Mémoire, géopolitique et souveraineté : essais critiques

Dans Mémoire, géopolitique et souveraineté, Lahcen Haddad propose une lecture critique, stratégique et profondément argumentée des dynamiques historiques, diplomatiques et narratives qui entourent la position du Royaume du Maroc sur la scène internationale. À travers quarante essais, l'auteur démantèle les mythes, dénonce les doubles standards et propose une vision souveraine, historique et moderne du rôle du Maroc en Afrique, en Méditerranée et dans le monde.

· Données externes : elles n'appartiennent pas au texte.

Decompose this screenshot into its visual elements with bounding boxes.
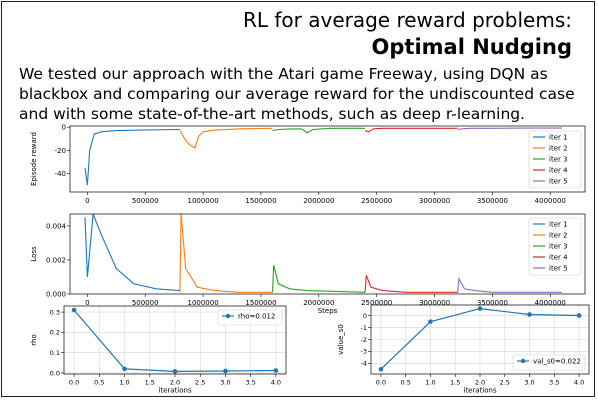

Le thème central du livre est la question du Sahara. Haddad défend la souveraineté marocaine comme un fait historique, civilisationnel et géopolitiquement nécessaire. Face aux accusations de colonisation ou d'expansionnisme, il soutient que le Maroc est l'héritier légitime d'une continuité historique (comme celle des Almoravides) et que sa présence au Sahara ne répond pas à des ambitions coloniales, mais à la nécessité de stabiliser et de développer la région. Il critique sévèrement le Front Polisario et l'Algérie qui, selon lui, instrumentalisent les droits de l'homme, manipulent la communauté internationale et maintiennent les Sahraouis dans les camps de Tindouf dans des conditions inhumaines et contraires au droit international.
L'auteur dénonce également le rôle ambigu de certains médias européens, notamment espagnols et français, qui perpétuent un discours anti-marocain fondé sur des préjugés coloniaux, la nostalgie impériale ou des rivalités historiques mal résolues. La couverture médiatique de la Marche verte, de Melilla, de la reconnaissance du Sahara par l'Espagne ou de l'affaire Pegasus est analysée comme le symptôme d'une vision déformée qui empêche de voir le Maroc comme un partenaire moderne, légitime et nécessaire.
Haddad propose une relecture commune de l'histoire partagée entre le Maroc et l'Espagne, dépassant les traumatismes du passé et misant sur une diplomatie mature, fondée sur le respect mutuel, la vérité historique et une vision commune de l'avenir. Géographiquement condamnés à s'entendre, le Maroc et l'Espagne doivent, selon lui, écrire ensemble une nouvelle page, sans mythologies ni ressentiments.
Le livre aborde également des thèmes d'envergure mondiale : les guerres médiatiques, la post-vérité, le racisme dans le traitement des réfugiés, l'hypocrisie occidentale face à Gaza, à l'Iran ou à l'Afrique, et la crise de crédibilité du discours éclairé. Haddad accuse l'Occident d'appliquer les droits de l'homme de manière sélective et de maintenir une attitude paternaliste envers le Sud global. Il dénonce le silence des intellectuels et des médias libéraux face aux abus qui ne touchent pas l'Europe ou ses alliés, et se demande si les valeurs universelles sont vraiment universelles lorsqu'elles sont appliquées selon des critères géopolitiques.
Face à cette hypocrisie, l'auteur propose une diplomatie marocaine active, fondée sur le multilatéralisme, la défense ferme de sa souveraineté et l'offre d'une coopération réelle avec l'Europe, l'Afrique et le monde arabe. Il propose des mécanismes innovants tels que le 5+5+5 entre l'Europe, le Maghreb et le Sahel, et lance le concept d'« Afrique atlantique » comme nouveau cadre d'intégration stratégique, économique et diplomatique.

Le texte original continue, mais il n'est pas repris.